Guido Meda: “Valentino Rossi ha fatto bene”

Guido Meda ha detto la sua su quanto successo a Le Mans, con la caduta di Valentino Rossi a tre curve dalla fine.

“Si poteva scommettere qualsiasi cifra, anche un milione di miliardi di euro, che la gara di Rossi non sarebbe finita con il secondo posto – ha scritto in un’editoriale sul sito di Sky -. Che avrebbe provato comunque a vincere. O davanti o niente. Un po’ bisogna conoscerli i piloti per interpretare le situazioni tipo quella dell’ultimo giro di Le Mans”.
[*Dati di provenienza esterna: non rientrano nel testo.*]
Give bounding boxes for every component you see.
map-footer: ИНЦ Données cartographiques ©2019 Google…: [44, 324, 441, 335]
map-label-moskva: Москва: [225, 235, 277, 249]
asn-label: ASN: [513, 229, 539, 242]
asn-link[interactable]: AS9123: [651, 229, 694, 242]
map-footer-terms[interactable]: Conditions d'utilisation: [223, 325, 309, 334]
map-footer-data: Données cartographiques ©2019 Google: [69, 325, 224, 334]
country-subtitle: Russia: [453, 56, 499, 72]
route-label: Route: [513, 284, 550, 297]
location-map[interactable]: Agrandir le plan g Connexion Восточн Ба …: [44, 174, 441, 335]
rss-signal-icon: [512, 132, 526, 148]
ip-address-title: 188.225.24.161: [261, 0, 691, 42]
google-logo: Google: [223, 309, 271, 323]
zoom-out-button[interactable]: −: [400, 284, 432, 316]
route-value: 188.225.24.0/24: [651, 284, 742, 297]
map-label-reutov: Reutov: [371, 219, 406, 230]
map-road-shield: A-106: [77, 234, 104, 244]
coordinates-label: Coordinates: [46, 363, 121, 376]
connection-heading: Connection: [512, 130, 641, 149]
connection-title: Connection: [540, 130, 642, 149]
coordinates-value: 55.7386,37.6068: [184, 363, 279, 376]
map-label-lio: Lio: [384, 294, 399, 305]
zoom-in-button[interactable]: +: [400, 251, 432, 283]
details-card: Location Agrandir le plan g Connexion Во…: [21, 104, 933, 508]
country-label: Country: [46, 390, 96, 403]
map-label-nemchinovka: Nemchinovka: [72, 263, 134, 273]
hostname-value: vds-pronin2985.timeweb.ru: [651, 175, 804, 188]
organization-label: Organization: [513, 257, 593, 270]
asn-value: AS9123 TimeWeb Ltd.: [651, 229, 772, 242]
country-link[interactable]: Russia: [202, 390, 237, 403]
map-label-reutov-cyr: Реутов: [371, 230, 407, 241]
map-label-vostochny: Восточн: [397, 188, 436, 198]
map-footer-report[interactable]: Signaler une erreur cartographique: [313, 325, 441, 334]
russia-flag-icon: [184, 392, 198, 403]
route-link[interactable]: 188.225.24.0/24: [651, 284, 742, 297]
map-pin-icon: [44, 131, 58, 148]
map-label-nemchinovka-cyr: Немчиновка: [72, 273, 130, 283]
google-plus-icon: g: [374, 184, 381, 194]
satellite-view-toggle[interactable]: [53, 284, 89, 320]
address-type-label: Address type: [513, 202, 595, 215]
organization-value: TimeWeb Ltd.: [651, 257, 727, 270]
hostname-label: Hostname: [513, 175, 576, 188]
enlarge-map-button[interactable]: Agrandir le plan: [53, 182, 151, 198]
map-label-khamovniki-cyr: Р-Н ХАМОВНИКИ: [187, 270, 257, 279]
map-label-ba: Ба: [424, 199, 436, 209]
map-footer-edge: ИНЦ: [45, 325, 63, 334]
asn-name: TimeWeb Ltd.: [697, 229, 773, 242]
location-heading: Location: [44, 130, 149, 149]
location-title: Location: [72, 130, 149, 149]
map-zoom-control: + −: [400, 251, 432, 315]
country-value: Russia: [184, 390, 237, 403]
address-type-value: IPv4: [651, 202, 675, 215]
“La caduta di Valentino è indiscutibilmente frutto di un errore se non due, sì. È frutto della foga e della fame di vittoria a tutti i costi, sì. È un’occasione buttata, sì. Forse è pure un pezzo del potenziale titolo che se ne va. Sì. Non però perché sia un pazzo sconsiderato, ma perché c’erano alcuni motivi a determinarlo. Il primo lo spiega lui quando dice “ci sono giorni in cui senti che puoi farcela e bisogna che ci provi, sennò non sei nemmeno in pace con stesso. Stavolta era così e ci ho provato”. Un riflessione che prendi per buona di default. L’altro motivo sta nella circostanze: Rossi, finalmente a posto con moto e gomme, dopo essere sembrato uno stracotto al sugo a Jerez, stava correndo da ventenne vincente contro un altro ventenne vincente. E correre da ventenne vuol dire non essere nella considerazione di pensare alla possibilità di un fiasco. Se temi di cadere quando stai bene a tutto tondo, sei fregato. Non era l’ultima gara in cui si giocava il titolo (in quel caso ti accontenti come ha imparato a fare Marquez, stavolta in terra anche lui) e soprattutto non era Viñales l’avversario da lasciare davanti. Un altro magari sì. Ci sono troppi significati in Viñales per passargli il ruolo del capobranco a testa china e senza provarci. Stare davanti è tenersi il ruolo. Arrivargli davanti è dimostrargli che il vecchio non molla. Viñales è meritatamente quello che va di moda additare come l’Erede e nessuno che sia in forma ha fretta di passare un’eredità. Che poi ha pure riflessi sulla leadership nel box, trattandosi del compagno di squadra in Yamaha.

“L’autobiografia di Rossi si intitolava guardacaso “Pensa se non ci avessi provato“. Di solito nei titoli dei libri c’è il senso dell’opera. Ecco, in questo caso a conti fatti non provarci sarebbe stato meglio, ma non sarebbe mai stato il Rossi arrivato così, fino a qui. Questa storia sarebbe finita prima. Ne sta in compenso nascendo un’altra, quella di Viñales. È fantastico. Sa guidare, sa gestire, sa attaccare, a questo punto sa anche mettere pressione, sa mettere le parole, sa fare cose scomode senza mettersi nei guai. È un temprato dalla vita che oggi si ritrova attributi quadri per raccogliere quello che l’infanzia gli ha tolto. In questo senso forse più lui di Marquez può puntare a un futuro di dimensioni grandiose. Corre e spadroneggia in pista già col piglio del veterano passando silenzioso come una carezza sul velluto nelle dinamiche del paddock. Apre una strada a Zarco, che ancora deve dimostrare tanto, ma ha cominciato a farlo generando una vera Zarcomania. Gente pronta a garantire bollicine per i prossimi anni e tutti nelle mani della Yamaha”.